小白科研笔记:理解PointNet++中的three_interpolate前向计算和反向求导

1. 前言

处于科研需要,我需要理解PointNet++中的Interpolated (propogated) features,即特征插值计算过程(如果不需要当然就不去理解它啦)。它的公式所示:

在这里插入图片描述
它在代码中的实现如下所示:

# known 表示已知点的位置信息 [m,4]
# known_feats 表示已知点的特征信息 [m,C]
# unknown 表示需要插值点的位置信息 [n,4],一般来所,n>m
# interpolated_feats 表示需要插值点的特征信息 [n,C],这是返回结果
def nearest_neighbor_interpolate(unknown, known, known_feats):
    """
    :param pts: (n, 4) tensor of the bxyz positions of the unknown features
    :param ctr: (m, 4) tensor of the bxyz positions of the known features
    :param ctr_feats: (m, C) tensor of features to be propigated
    :return:
        new_features: (n, C) tensor of the features of the unknown features
    """
    # 获取 unknown 和 known 之间的近邻关系和距离信息
    dist, idx = pointnet2_utils.three_nn(unknown, known)
    # 权值是距离的倒数
    dist_recip = 1.0 / (dist + 1e-8)
    norm = torch.sum(dist_recip, dim=1, keepdim=True)
    weight = dist_recip / norm
    # 根据近邻关系以及距离信息,直接插值特征信息
    interpolated_feats = pointnet2_utils.three_interpolate(known_feats, idx, weight)

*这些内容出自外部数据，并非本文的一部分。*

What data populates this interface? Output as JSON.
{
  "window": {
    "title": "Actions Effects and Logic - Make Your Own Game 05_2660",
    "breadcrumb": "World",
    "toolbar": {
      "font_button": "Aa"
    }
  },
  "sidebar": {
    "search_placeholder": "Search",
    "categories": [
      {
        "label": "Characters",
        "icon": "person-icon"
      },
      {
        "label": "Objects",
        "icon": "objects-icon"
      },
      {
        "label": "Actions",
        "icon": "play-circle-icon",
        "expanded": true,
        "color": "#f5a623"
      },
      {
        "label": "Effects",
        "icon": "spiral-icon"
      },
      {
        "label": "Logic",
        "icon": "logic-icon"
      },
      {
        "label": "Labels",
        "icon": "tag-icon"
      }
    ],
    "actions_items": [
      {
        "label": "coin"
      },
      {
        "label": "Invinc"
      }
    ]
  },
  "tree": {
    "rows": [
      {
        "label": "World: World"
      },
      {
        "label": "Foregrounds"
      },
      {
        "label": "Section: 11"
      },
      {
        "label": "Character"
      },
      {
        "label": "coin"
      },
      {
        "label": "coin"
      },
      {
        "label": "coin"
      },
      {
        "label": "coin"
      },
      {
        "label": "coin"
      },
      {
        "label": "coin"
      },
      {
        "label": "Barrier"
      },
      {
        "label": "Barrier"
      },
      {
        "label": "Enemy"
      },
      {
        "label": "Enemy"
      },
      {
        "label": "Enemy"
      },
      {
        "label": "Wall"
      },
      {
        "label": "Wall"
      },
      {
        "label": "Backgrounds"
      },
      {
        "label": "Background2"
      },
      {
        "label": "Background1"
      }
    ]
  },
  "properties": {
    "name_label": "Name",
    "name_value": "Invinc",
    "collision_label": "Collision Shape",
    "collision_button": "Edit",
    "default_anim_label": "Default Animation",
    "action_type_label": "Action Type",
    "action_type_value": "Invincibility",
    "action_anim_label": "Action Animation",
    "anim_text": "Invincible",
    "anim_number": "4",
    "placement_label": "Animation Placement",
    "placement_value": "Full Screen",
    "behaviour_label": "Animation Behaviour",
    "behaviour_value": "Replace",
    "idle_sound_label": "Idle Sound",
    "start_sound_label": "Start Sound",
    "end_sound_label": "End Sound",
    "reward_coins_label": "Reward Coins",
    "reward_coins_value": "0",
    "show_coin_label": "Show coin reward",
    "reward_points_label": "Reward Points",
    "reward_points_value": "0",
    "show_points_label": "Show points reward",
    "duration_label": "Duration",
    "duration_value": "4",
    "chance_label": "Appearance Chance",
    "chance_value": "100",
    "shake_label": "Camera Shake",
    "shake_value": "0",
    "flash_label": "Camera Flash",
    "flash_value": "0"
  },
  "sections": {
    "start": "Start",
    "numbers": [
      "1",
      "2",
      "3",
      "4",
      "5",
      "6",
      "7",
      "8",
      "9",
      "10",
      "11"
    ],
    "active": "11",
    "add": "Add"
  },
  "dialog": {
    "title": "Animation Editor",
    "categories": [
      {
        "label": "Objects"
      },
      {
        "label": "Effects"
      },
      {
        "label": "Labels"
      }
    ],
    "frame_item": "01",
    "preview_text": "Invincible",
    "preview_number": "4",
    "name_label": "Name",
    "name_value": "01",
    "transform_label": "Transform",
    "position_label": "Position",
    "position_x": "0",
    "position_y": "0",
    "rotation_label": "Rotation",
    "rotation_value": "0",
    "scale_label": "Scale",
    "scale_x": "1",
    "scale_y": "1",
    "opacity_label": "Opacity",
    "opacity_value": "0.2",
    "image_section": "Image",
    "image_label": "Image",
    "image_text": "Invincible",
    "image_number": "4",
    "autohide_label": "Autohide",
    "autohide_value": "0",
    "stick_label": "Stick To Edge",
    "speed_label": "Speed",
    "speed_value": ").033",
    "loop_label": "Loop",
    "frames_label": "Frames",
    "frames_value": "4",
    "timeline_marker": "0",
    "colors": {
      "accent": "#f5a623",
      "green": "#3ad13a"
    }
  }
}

    return interpolated_feats

这篇博客主要分析以下两点:

  • pointnet2_utils.three_nn的代码细节
  • pointnet2_utils.three_interpolate的代码细节

2. three_nn代码细节

three_nn定义代码如下所示。但是three_nn只是用于找到目标点最近的三个点。也就意味着 M = 3 M=3 M=3。事实上SA-SSD中的结果实验也没有做 M = 5 , 7 , . . . M=5,7,... M=5,7,...情形下的实验。无所谓啦。注意一个小细节,就是backward计算为None,因为近邻点的寻找本身不会参与反向传播。而插值计算会有反向传播导数,这会在第四节讨论。在@staticmethod中,符号->表示返回值类型。

class ThreeNN(Function):

    @staticmethod
    def forward(ctx, unknown: torch.Tensor, known: torch.Tensor) -> Tuple[torch.Tensor, torch.Tensor]:
        """
        Find the three nearest neighbors of unknown in known
        :param ctx:
        :param unknown: (N, 3)
        :param known: (M, 3)
        :return:
            dist: (N, 3) l2 distance to the three nearest neighbors
            idx: (N, 3) index of 3 nearest neighbors
        """
        # 保证输入变量内存是连续的
        assert unknown.is_contiguous()
        assert known.is_contiguous()

		# N 和 m 表示待插值点的数量和已知点的数量
        N, _ = unknown.size()
        m = known.size(0)
        dist2 = torch.cuda.FloatTensor(N, 3)
        idx = torch.cuda.IntTensor(N, 3)

        pointnet2.three_nn_wrapper(N, m, unknown, known, dist2, idx)
        return torch.sqrt(dist2), idx

    @staticmethod
    def backward(ctx, a=None, b=None):
        return None, None


three_nn = ThreeNN.apply

进一步看看three_nn_wrapper的内部结构。代码中使用pybinderpython调用cuda代码,前提是cuda代码已被setup.py文件用pip install -e .命令编译一遍,以生成pybinder可直接调用的so文件。具体细节会在第四节讨论。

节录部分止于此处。